Este exercício inicial para falar do Rui Rio. O actual presidente do PSD fez um acordo com um partido que reúne ideias e indivíduos alinhados pela intenção de cometerem diferentes tipos de abusos e violências através do selectivo desprezo dos direitos humanos e dos princípios e valores que temos consagrados na Constituição. Não só se mostrou disponível para tal logo em Julho, não só chegou a acordo na primeira oportunidade política, como depois se lançou para a defesa do tal partido com quem quer fazer caminho eleitoral de braço dado e chegar ao triunfo de formar Governo.
A forma como Rio defende o Chega leva-nos para os exemplos acima. É como se nos dissesse que comprou um produto de uma empresa que recorre ao trabalho infantil mas que não há mal nisso pois o produto comprado foi produzido por adultos, os outros produtos dessa mesma empresa é que têm problemas. É como se nos dissesse que aceita que alguns pobres sejam levados para um campo de concentração mas só aqueles que assinem voluntariamente um documento a permitir o tratamento que lá irão receber. É como se nos dissesse que está disposto a entrar no café e na mercearia onde há um trabalhador sujeito à escravidão e à tortura mas que o faz apenas quando ele está ausente para que não o possam acusar a si de cumplicidade com a situação.

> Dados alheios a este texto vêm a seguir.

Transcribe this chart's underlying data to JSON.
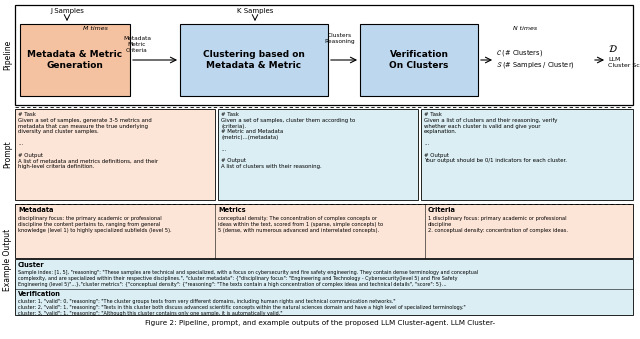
{
  "title": "Figure 2: Pipeline, prompt, and example outputs of the proposed LLM Cluster-agent. LLM Cluster-",
  "bg_color": "#ffffff",
  "pipeline_box1_color": "#f4c2a1",
  "pipeline_box2_color": "#bdd7ee",
  "pipeline_box3_color": "#bdd7ee",
  "pipeline_box1_text": "Metadata & Metric\nGeneration",
  "pipeline_box2_text": "Clustering based on\nMetadata & Metric",
  "pipeline_box3_text": "Verification\nOn Clusters",
  "prompt_box1_color": "#fce4d6",
  "prompt_box2_color": "#daeef3",
  "prompt_box3_color": "#daeef3",
  "prompt_box1_text": "# Task\nGiven a set of samples, generate 3-5 metrics and\nmetadata that can measure the true underlying\ndiversity and cluster samples.\n\n...\n\n# Output\nA list of metadata and metrics definitions, and their\nhigh-level criteria definition.",
  "prompt_box2_text": "# Task\nGiven a set of samples, cluster them according to\n(criteria).\n# Metric and Metadata\n(metric)...(metadata)\n\n...\n\n# Output\nA list of clusters with their reasoning.",
  "prompt_box3_text": "# Task\nGiven a list of clusters and their reasoning, verify\nwhether each cluster is valid and give your\nexplanation.\n\n...\n\n# Output\nYour output should be 0/1 indicators for each cluster.",
  "example_top_color": "#fce4d6",
  "example_bottom_color": "#daeef3",
  "metadata_text": "disciplinary focus: the primary academic or professional\ndiscipline the content pertains to, ranging from general\nknowledge (level 1) to highly specialized subfields (level 5).",
  "metrics_text": "conceptual density: The concentration of complex concepts or\nideas within the text, scored from 1 (sparse, simple concepts) to\n5 (dense, with numerous advanced and interrelated concepts).",
  "criteria_text": "1 disciplinary focus: primary academic or professional\ndiscipline\n2. conceptual density: concentration of complex ideas.",
  "cluster_text": "Sample index: [1, 5], \"reasoning\": \"These samples are technical and specialized, with a focus on cybersecurity and fire safety engineering. They contain dense terminology and conceptual\ncomplexity, and are specialized within their respective disciplines.\", \"cluster metadata\": {\"disciplinary focus\": \"Engineering and Technology - Cybersecurity(level 5) and Fire Safety\nEngineering (level 5)\"...},\"cluster metrics\": {\"conceptual density\": {\"reasoning\": \"The texts contain a high concentration of complex ideas and technical details\", \"score\": 5}...",
  "verification_text": "cluster: 1, \"valid\": 0, \"reasoning\": \"The cluster groups texts from very different domains, including human rights and technical communication networks.\"\ncluster: 2, \"valid\": 1, \"reasoning\": \"Texts in this cluster both discuss advanced scientific concepts within the natural sciences domain and have a high level of specialized terminology.\"\ncluster: 3, \"valid\": 1, \"reasoning\": \"Although this cluster contains only one sample, it is automatically valid.\""
}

O espectáculo de Rui Rio a berrar que nenhum dos quatro compromissos que firmou com André Ventura para os Açores é fascista, e a forma como usou o Twitter para uma calhorda tentativa de humor com a mesma lógica, mostra imoralidade desbocada, ignara, soberba. Com o mesmo argumento poderá assinar acordos com organizações que defendam qualquer barbaridade e a tentem realizar. Pode chegar a acordo com supremacistas brancos ou amarelos, com assassinos de semitas ou de árabes, com misóginos e misantropos. Vale tudo desde que eles se “moderem”. E para eles se moderarem basta que, como clama um Fernando da Silva mergulhado na miséria moral, o presidente do PSD continue a poder agitar o cheque em branco que passou nos Açores enquanto exige mauzão que lhe digam onde é que há nesse papel uma pinta de fascismo.
E o Tribunal Constitucional que aceitou a criação do Chega?
“E o Tribunal Constitucional que aceitou a criação do Chega?”
yah… meu. aceitam perús & transferências de presunto.
a caixa das assinaturas levava um cartão do passos e o cavaco deu uma telefonadela ao senhor que põe os carimbos na certidão.
O Tribunal Constitucional, se aceitou o Chega, foi porque nada viu de inconstitucional nos papéis apresentados. Está certo. As leis não têm a capacidade de acabar com os aldrabões e suas aldrabices, apenas de punir ambos quando tal se torna possível à luz da Lei.
Não é o sistema mais eficaz para evitar o crime mas é o melhor que se conseguiu arranjar depois de muitos milhares de anos a pensar no assunto.
os cidadãos comuns têm de aceitar os “injustamente estigmatizados” no seu seio e sustentá-los e bico calado , mas os políticos ai aia ai jasus que vem aí o lobo. cresçam.